Hilft das beim Verständnis ein wenig? 

Nice to know:
Hat eine bestimmte Klasse NUR statische Methoden, die also keine bestimmte Instanz von sich (ein Objekt) benötigen, heißen sie Factory. Factories haben meist viele hilfreiche Funktionen, die aber allgemeiner Natur sind. Man muss das Objekt, was bearbeitet werden soll, also als Parameter erst hinein geben und führt die Methode nicht direkt auf jenem Objekt aus.


----------



## geqoo (27. Sep 2013)

Mr Mitbewohner hat gesagt.:


> Nice to know:
> Hat eine bestimmte Klasse NUR statische Methoden, die also keine bestimmte Instanz von sich (ein Objekt) benötigen, heißen sie Factory. Factories haben meist viele hilfreiche Funktionen, die aber allgemeiner Natur sind. Man muss das Objekt, was bearbeitet werden soll, also als Parameter erst hinein geben und führt die Methode nicht direkt auf jenem Objekt aus.

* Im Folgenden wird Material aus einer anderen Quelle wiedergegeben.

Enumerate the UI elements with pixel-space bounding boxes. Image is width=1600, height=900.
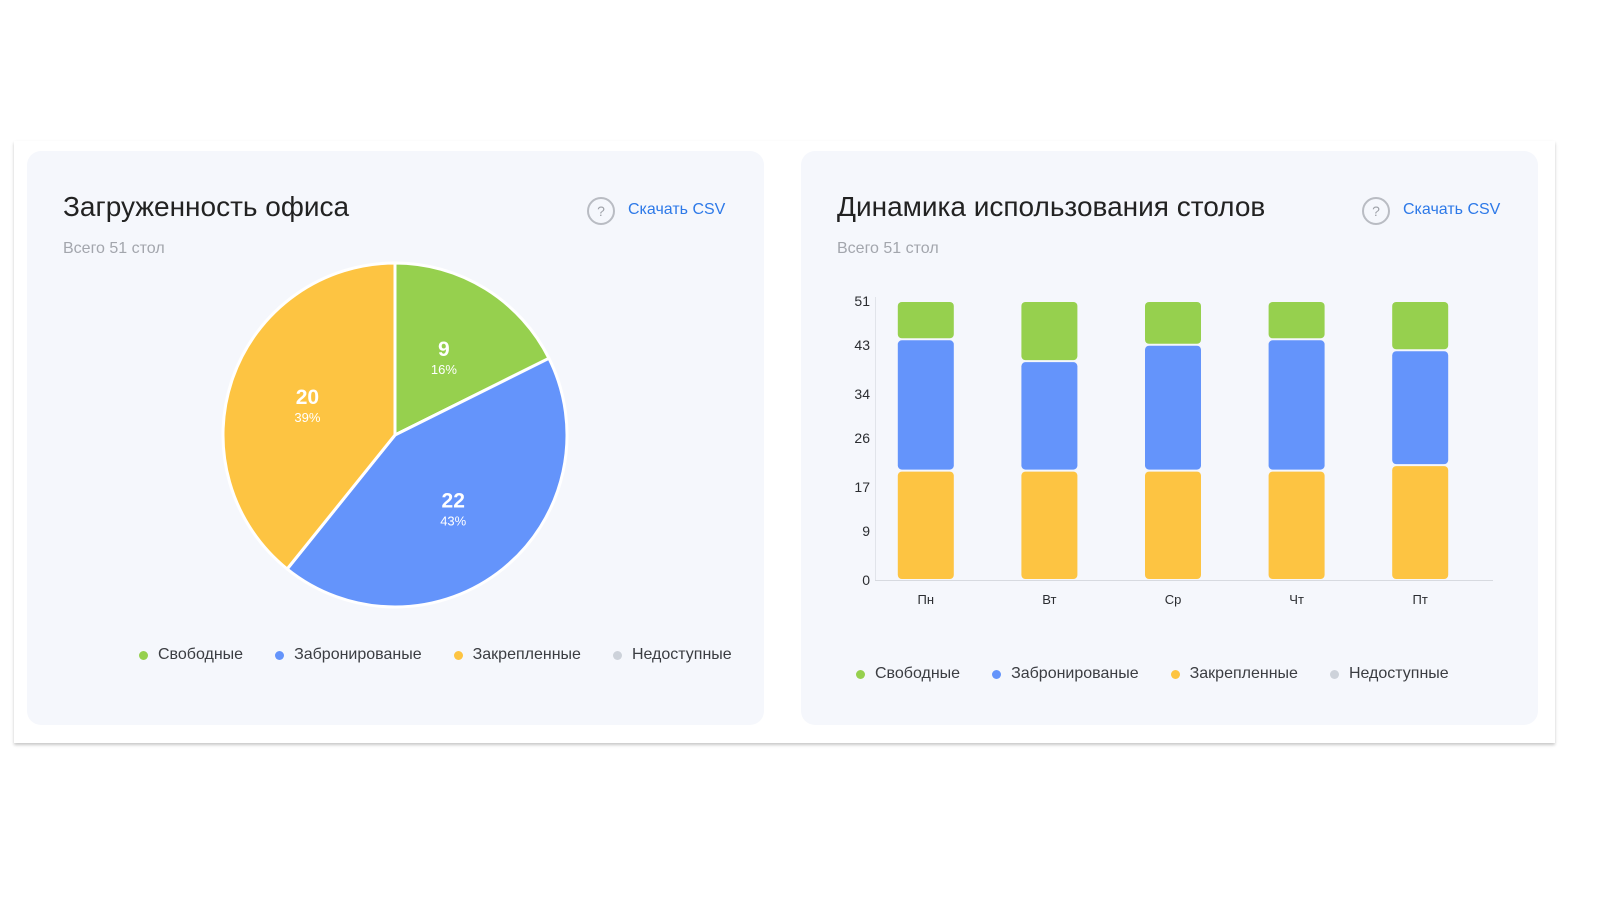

Als Ergänzung dazu als "nice to know" gibt es neben der Factory auch noch den Singleton.
Dieser muss zwar im Gegensatz zur Factory nicht nur aus statischen Methoden bestehen, tut es aber meistens. Das Singleton ist ein Entwurfsmuster, womit man nur eine einzige Instanz einer Klasse zulässt.

Interessant ist so etwas z.B. für Logger. Die werden nur einmal instanziert (dürfen auch nur 1x instanziert werden) und sind dann i.d.R. über statische Methoden verwendbar, da du in den Logger ja nichts reinbasteln sollst, sondern ihn nur verwenden sollst.


----------



## Mr Mitbewohner (27. Sep 2013)

Nicht ganz. Hätte ein Singleton NUR statische Methoden, könnte man genauso gut eine Factory nehmen. ;-) Singleton heißt, es darf nur einmal existieren. Aber dann hat es mit Sicherheit Methoden, die nicht statisch sind, also diese eine Instanz für ihre Funktion benötigen. Sonst könnte man sich den Singleton-Aufwand sparen.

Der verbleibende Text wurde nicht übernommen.